59 Le point de vue défendu par l'anthropologue dans cet ouvrage est celui d'une « culture andine » qui se reproduit en milieu urbain, dans les barriadas (bidonvilles), donnant naissance au secteur informel comme l'une des expressions d'un mode d'organisation solidaire dont l'État est absent. Il dénonce le manque d'intégration républicaine du fait de l'existence d'une société dualiste fondée sur l'exclusion de l'« indigène ». La révision de ses thèses vingt ans plus tard donne l'occasion à l'auteur de constater les énormes changements qu'ont connus Lima et le pays tout entier dans l'intervalle. Les quartiers de la métropole se sont réorganisés sur la base de nouveaux pauvres et de nouveaux riches. Cependant, l'intégration sociale, économique et politique, tant prônée dans les décennies passées, ne se fait pas, ce qui ne laisse pas d'inquiéter intellectuels et gouvernants. Il a manqué peut-être une vision moins dualiste de la société pour comprendre ses recompositions : les migrants qui ont alimenté l'énorme croissance de Lima ne venaient pas tous des montagnes et comptaient souvent parmi les plus instruits.

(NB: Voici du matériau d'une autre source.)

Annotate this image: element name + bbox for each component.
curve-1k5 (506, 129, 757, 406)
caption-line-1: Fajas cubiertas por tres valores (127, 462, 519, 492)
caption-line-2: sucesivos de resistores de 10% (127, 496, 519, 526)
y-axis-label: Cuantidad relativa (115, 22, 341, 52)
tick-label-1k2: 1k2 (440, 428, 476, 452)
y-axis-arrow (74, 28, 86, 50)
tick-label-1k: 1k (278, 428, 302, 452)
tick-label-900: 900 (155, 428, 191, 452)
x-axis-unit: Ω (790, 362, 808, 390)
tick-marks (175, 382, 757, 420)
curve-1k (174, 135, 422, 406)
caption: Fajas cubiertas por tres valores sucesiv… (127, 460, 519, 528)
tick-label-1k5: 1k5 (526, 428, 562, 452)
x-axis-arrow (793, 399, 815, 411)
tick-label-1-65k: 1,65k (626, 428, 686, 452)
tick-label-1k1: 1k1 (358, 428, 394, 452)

60 Dans ce panorama plein d'incertitudes, les lectures des commentateurs invités ouvrent un espace de discussion et enrichissent beaucoup le débat. Francisco Miró Quesada attire l'attention sur le fait que l'avalanche migratoire subsiste et que l'État n'est toujours pas en condition d'y faire face. Selon lui, il faudrait établir un véritable dialogue entre ces masses débordantes, avec leurs demandes et leurs nouvelles propositions institutionnelles, et un État réformé qui soit capable de les intégrer. Hugo Neira, pour sa part, apporte au débat le concept d'anomie, cher à la sociologie classique. Selon lui, en s'installant dans le pays, l'informalité a en partie arrangé la situation et en partie l'a désordonnée, à cause de l'absence de normes et d'État. Il suggère que non seulement l'État est décomposé, mais également la société. Face à ce constat, il pose une question : quel État pour cette société et quelle société pour les Péruviens ? Luis Pásara poursuit cette idée et opine qu'il vaut mieux parler de la génération de multiples désordres, de la fragmentation sociale et de la « désaffiliation » (selon les mots de Robert Castel), plutôt que d'un nouvel ordre. De ce point de vue, il discute avec Matos Mar de l'apparente configuration d'un nouvel ordre solidaire, tributaire des traditions andines apportées à la métropole. Pour Pásara, le débordement faisait preuve de peu de création d'un ordre solidaire et de beaucoup de désordre et d'« individualisation déracinée », point de vue que nous tendons à partager. Juan Sheput aborde une perspective littéraire : il montre comment la littérature des années 1960 et 1970 montrait déjà avec moult détails ce que les sciences sociales ont tenté par la suite d'organiser et de systématiser dans un discours de caractère scientifique, spécialement à propos de l'intégration de la nation péruvienne. C'est le cas des romans de José Maria Arguedas, Alfredo Bryce Echenique et Manuel Scorza, pour ne citer qu'eux. Enfin, Sinesio López propose de discuter les thèses de Matos Mar à partir de la notion de ce que lui-même a nommé les « incursions démocratisantes ». Cet angle d'analyse permet de comprendre la logique d'un jeu complexe entre les acteurs non institutionnalisés (mouvements sociaux) et les acteurs institutionnalisés (partis politiques) tendant vers un changement démocratique, bien que le sociologue trouve fort discutable la capacité de représentation de ces derniers.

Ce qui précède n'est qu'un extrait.